Затем он взялся листать иллюстрированный журнал: губы густо накрашены, разомкнуты, и всюду эти ужасные улыбки, эти зубы, снятые со взрывом магния на фоне ряда полосатых, как зебра, диванов «Эль Марокко»… Солдат, закамуфлированный под украшенную перьями леопардовую лягушку, льет кокосовый сок на непокрытую голову бородатого и голого по пояс канадского солдата, носки его безупречно подтянуты новыми подвязками… Дама с лицом кюре разбивает бутылку шампанского о борт нового боевого корабля.
«Надо мне погрузиться в новые книги по демонологии. Здесь ни в чем нет мне спасенья. Но я все еще верю, вопреки прогрессу, что в этом мире, лишенном духа, именно суккубы и инкубы могут дать мне величайшее утешенье!»
А любовь с Вероникой? От начала их брака он ни на день не переставал желать ее. Как и большинство французов, граф исповедовал подлинно фетишистский культ божественно красивых ног, равно как и сентиментальное обожание пустого взгляда. Вероника располагала обоими свойствами в превосходной степени. Она возбуждала его, а он смотрел на нее с холодным любопытством непревзойденного сладострастника.

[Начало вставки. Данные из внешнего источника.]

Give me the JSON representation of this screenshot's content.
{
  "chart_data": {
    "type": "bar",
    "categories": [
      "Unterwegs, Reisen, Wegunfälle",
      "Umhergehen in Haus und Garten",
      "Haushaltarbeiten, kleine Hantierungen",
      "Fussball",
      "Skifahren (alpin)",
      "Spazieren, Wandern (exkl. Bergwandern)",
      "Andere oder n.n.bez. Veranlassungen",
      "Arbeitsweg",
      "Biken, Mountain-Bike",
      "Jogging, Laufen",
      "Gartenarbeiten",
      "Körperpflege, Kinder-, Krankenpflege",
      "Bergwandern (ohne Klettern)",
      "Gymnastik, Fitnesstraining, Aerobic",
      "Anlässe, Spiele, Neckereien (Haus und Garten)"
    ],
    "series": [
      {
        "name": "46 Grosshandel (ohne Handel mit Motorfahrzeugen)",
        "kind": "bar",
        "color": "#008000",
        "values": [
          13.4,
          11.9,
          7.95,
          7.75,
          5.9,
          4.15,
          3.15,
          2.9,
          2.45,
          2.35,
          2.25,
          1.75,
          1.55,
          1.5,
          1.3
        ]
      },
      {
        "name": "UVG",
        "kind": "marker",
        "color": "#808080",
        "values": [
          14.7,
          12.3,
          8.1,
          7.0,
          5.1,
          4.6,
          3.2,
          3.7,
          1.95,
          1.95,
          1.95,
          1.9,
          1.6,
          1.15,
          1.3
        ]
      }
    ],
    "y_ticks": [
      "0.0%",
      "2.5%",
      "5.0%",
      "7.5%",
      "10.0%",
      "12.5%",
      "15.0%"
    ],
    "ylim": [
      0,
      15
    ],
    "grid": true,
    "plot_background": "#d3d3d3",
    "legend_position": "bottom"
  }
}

Он изумлял ее утонченными вспышками похоти, искусно будоражил ее в нагой тьме неспешных посвящений. Однако от всего этого до любви к ней – нет, не любил он ее, совсем не любил, и из каждой ночи, утра, дня или вечера любви восставал лишь один-единственный образ, все более исключительный, победный, сильный – настоящий, осязаемый образ Соланж де Кледа. Но граф Грансай был из тех, кто легко создает иллюзию великой страсти, уделяя ей самое незначительное внимание. А на Веронику он изливал все свои беспредельные запасы нежности внимания и текучего непрерывного преклонения, уснащенного традиционной утонченной обходительностью.
Вот так он и жил, повторяя себе, что, лишь стараясь осчастливить Веронику, сможет рано или поздно воздать за зло своей самозваной женитьбы. И Вероника считала себя счастливой. А если в глубине души ее старый непокой по-прежнему питал ее инстинкты, твердившие ей и о том, что Грансай никогда не подарит ей сына, в коем она биологически нуждалась, ее так ослепило открытие элевсинских мистерий плоти – два тела, одна стадия, – что она пока не могла вообразить себе четыредесятные, о тысяче стадий. Ибо Грансай, начавший умерять свой пыл, предупредил ее, что ему потребны временные воздержания, ему нужно оставаться по многу дней подряд наедине со своей «тайной», с книгами; вот так их комната стала двумя, и начали они жить порознь в противоположных концах большого дома, и расстояние, что росло меж их любовями, напиталось приходами и уходами тысяч тонких, стремительных, неощутимых шажков – будто от ног насекомых, торопящихся по поверхности воды их привычек, так скоро обернувшихся осенью.